Online Recipe Book


Lo Mein

Yield
2 servings
Prep info
5 min prep + 15min to 1 hr marinade & prep + 20 min cook
Prep time
1 hour
Cook time
20 minutes
Time required
1 hour, 20 minutes
Oven preheat
N/A
Type
Mains - Misc
Status
Tried
Tags
Chinese

Ingredients

  • water (as needed to boil noodles)
  • 1/2 t minced garlic
  • 1 t grated ginger (fresh)
  • Sauce Mix:
  • 3 T soy sauce
  • 2 T oyster sauce
  • 2 T hoisin sauce
  • 1 T sesame oil
  • 1/4 t five spice powder
  • The Rest:
  • 300 g sliced meat (lean)
  • 1/2 t corn starch
  • 1/4 c water
  • canola oil (as needed)
  • 2 T sake (or dry sherry)
  • 100 g chopped mushrooms
  • 6 sliced green onion
  • 160 g shredded bok choy
  • 130 g dried noodles
  • 1/2 T Asian chili garlic sauce

Method

1. Place plate-bowls in the oven on low to warm up.

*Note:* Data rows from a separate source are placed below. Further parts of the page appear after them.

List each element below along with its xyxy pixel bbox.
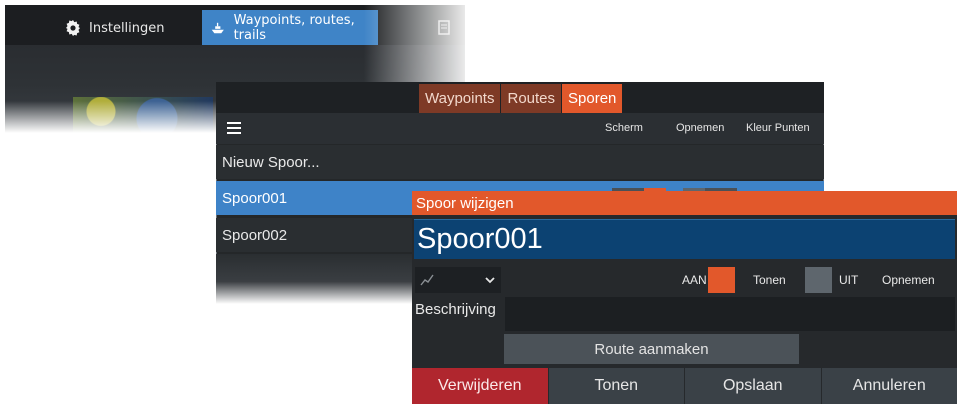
- map-icon: [438, 20, 450, 35]
- show-toggle-state: AAN: [682, 273, 707, 287]
- waypoints-routes-trails-tab[interactable]: Waypoints, routes, trails: [202, 10, 378, 46]
- column-record: Opnemen: [676, 122, 725, 134]
- menu-icon[interactable]: [227, 122, 241, 134]
- chevron-down-icon: [485, 276, 495, 283]
- dialog-title: Spoor wijzigen: [412, 191, 957, 215]
- create-route-button[interactable]: Route aanmaken: [504, 334, 799, 364]
- edit-track-dialog: Spoor wijzigen Spoor001 AAN Tonen UIT Op…: [412, 191, 957, 404]
- show-button[interactable]: Tonen: [548, 368, 684, 404]
- line-style-dropdown[interactable]: [415, 267, 501, 293]
- tab-tracks[interactable]: Sporen: [562, 84, 623, 113]
- new-track-item[interactable]: Nieuw Spoor...: [216, 145, 824, 179]
- tab-waypoints[interactable]: Waypoints: [419, 84, 501, 113]
- track-name-field[interactable]: Spoor001: [414, 219, 955, 259]
- track-name: Spoor002: [222, 226, 288, 244]
- show-toggle-label: Tonen: [753, 273, 786, 287]
- track-line-icon: [420, 274, 434, 286]
- record-toggle-state: UIT: [839, 273, 859, 287]
- description-label: Beschrijving: [415, 301, 496, 318]
- options-row: AAN Tonen UIT Opnemen: [412, 265, 957, 297]
- settings-label: Instellingen: [89, 20, 165, 36]
- third-tab[interactable]: [430, 10, 462, 46]
- record-toggle-label: Opnemen: [882, 273, 935, 287]
- top-nav-row: Instellingen Waypoints, routes, trails: [5, 5, 465, 46]
- panel-tab-bar: Waypoints Routes Sporen: [216, 82, 824, 113]
- boat-icon: [211, 22, 224, 34]
- column-color-points: Kleur Punten: [746, 122, 810, 134]
- record-toggle[interactable]: [805, 267, 832, 293]
- list-header: Scherm Opnemen Kleur Punten: [216, 113, 824, 144]
- track-name: Spoor001: [222, 189, 288, 207]
- dialog-footer: Verwijderen Tonen Opslaan Annuleren: [412, 368, 957, 404]
- column-screen: Scherm: [605, 122, 643, 134]
- waypoints-tab-label: Waypoints, routes, trails: [233, 13, 355, 43]
- delete-button[interactable]: Verwijderen: [412, 368, 548, 404]
- tab-routes[interactable]: Routes: [501, 84, 562, 113]
- settings-tab[interactable]: Instellingen: [57, 10, 173, 46]
- gear-icon: [66, 20, 80, 36]
- tab-strip: Waypoints Routes Sporen: [419, 84, 623, 113]
- save-button[interactable]: Opslaan: [685, 368, 821, 404]
- show-toggle[interactable]: [708, 267, 735, 293]
- description-field[interactable]: [505, 297, 955, 331]
- cancel-button[interactable]: Annuleren: [821, 368, 957, 404]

2. In separate small bowl, mix garlic and ginger; set aside.

3. Bring water to a boil over high heat.  Once boiling, cover and keep at a simmer until you add the noodles in step 13.

Sauce:

4. Whisk sauce ingredients together in medium bowl.

5. Place 3 Tbsp of it in a quart-sized zip-lock bag; add meat. Press out as much air as possible and seal bag, making sure that all pieces are coated with marinade. Refrigerate for 15 minutes to 1 hour.

6. Whisk 1/4 cup water and cornstarch into remaining sauce mixture in medium bowl; set aside.

Start cooking:

7. Heat 2 tsp oil in 12" skillet over medium-high heat until just smoking.

8. Add meat in single layer, breaking up clumps with wooden spoon. Cook, without stirring, 1 minute. Continue to cook, stirring occasionally, until browned, 2 to 3 minutes.

9. Add sake to skillet; cook, stirring constantly, until liquid is reduced and meat is well coated, 30 to 60 seconds. Transfer meat to a bowl; set aside.

10. On high heat, add oil if needed, and heat until just smoking. Add mushrooms and cook, stirring occasionally, until light golden brown, 4 to 6 minutes.

11. Add green onions and continue to cook, stirring occasionally, until wilted, 1 to 2 minutes longer; transfer vegetables to bowl with meat.

12. Add oil if needed, and add bok choy to now-empty skillet; cook, stirring occasionally, until spotty brown, 2 to 4 minutes.

13. Stir noodles into boiling water. Cook, stirring occasionally, until noodles are tender, 3-4 minutes for dried noodles.

14. While noodles cook, once bok choy is cooked, clear the center of skillet. Add oil if needed, then add garlic-ginger mixture and cook until fragrant, mashing mixture with spoon, about 30 seconds. Stir garlic mixture into bok choy. 

Put it all together:

15. Add meat-vegetable mixture and sauce mixture to skillet; simmer until thickened and ingredients are well incorporated, 1 to 2 minutes. Remove skillet from heat.

16. Drain noodles and transfer back to pot; add cooked stir-fry mixture and chili-garlic sauce, tossing noodles constantly, until sauce coats noodles.

17. Serve immediately.

Notes

Notes from Source:

Noodles for Lo Mein: Developing the recipe for our Pork Stir-Fry with Noodles, we discovered that not any old noodle will do.

BEST BET: The slightly dry and curly fresh egg noodles labeled “lo mein” from an Asian market boasted firm texture and the best flavor.

BEST ALTERNATIVE: Dried linguine, though not authentic, offered a firm chewiness similar to lo mein.

NO THANKS: Vacuum-packed fresh noodles from the grocery store labeled “Chinese-style” were gummy and pasty.

SJ Note 8 Aug 2010: The flavor of this was really good!  But entirely too much cabbage, so I've reduced that a lot, and we'll definitely use bok choy instead of cabbage next time.  I've increased the noodles, as well.  

SJ Note 6 May 2020: A favorite. Have increased the sauce and veggies; this is well-coated, and makes a filling one-dish meal as written.